Italiani! non si tratta di incitare a chissà quali ribaltamenti, o di accodarsi a nuovi guitti: occorre riprendere, e in fretta, l’abitudine all’organizzazione del proprio lavoro intellettuale, alla libera ricerca senza sosta, all’autonomia di un pensiero pensoso che sia un’apristrada tra i cumuli delle macerie lasciate dall’uniformismo delle fazioni contrapposte.

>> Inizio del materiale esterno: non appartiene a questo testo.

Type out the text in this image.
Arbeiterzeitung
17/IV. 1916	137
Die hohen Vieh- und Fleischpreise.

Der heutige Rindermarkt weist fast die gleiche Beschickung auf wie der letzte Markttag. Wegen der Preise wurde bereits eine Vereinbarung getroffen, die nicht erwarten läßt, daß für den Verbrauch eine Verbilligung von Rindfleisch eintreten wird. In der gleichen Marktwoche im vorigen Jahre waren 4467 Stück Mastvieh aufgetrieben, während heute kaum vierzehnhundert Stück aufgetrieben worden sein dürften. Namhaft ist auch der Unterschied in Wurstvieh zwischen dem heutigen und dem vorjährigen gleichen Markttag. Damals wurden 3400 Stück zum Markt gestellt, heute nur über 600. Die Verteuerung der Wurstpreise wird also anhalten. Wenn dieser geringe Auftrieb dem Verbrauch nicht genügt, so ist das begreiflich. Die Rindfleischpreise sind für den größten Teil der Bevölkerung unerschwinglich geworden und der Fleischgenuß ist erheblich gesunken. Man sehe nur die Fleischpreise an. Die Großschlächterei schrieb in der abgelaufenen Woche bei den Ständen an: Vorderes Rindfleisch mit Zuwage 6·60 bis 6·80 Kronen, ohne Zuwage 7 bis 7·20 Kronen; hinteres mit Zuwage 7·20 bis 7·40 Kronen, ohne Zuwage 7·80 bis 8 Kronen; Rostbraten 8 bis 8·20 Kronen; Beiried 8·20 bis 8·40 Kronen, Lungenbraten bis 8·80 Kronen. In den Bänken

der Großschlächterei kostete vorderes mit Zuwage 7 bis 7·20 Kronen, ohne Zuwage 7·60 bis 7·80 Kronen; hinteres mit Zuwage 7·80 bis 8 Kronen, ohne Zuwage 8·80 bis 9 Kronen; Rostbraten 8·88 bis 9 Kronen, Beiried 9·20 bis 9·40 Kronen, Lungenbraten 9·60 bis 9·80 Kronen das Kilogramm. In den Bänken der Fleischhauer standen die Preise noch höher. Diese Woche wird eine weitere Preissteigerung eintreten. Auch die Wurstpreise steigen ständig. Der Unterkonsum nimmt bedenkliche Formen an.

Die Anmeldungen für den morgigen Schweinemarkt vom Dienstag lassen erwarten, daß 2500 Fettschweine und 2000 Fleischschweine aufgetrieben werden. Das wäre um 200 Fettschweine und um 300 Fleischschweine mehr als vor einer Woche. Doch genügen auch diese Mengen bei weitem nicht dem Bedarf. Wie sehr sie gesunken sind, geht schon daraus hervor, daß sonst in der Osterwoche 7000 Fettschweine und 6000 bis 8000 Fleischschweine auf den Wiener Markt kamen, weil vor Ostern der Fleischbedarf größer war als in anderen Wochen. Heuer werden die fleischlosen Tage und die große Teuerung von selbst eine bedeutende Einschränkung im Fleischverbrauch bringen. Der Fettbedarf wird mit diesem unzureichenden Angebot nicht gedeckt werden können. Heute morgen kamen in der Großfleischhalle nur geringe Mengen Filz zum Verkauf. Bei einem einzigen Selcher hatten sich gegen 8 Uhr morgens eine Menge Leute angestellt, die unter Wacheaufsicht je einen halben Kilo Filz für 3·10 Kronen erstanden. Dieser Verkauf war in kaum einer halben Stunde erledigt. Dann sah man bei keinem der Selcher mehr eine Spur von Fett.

Occorre riscoprire le riunioni infuocate di dibattiti veri, appassionati, con tante voci discordi, dove la presa di posizione non è definitiva ma un semplice tassello, la voce alta il personale convincimento non già una prepotenza; ma prima ancora è necessario lo studio individuale nel mare della conoscenza acquisita e tramandata, con lo sforzo sublime dell’arrampicata sulle vie tortuose di chi ci ha preceduti, potendo fare a meno della retorica delle celebrazioni.
E soprattutto, è imperativo avere la forza di carattere per contestare ogni Autorità priva di autorevolezza, per ricordare che, nonostante tutto, siamo ancora e formalmente in una Repubblica democratica (art. 1 Costituzione).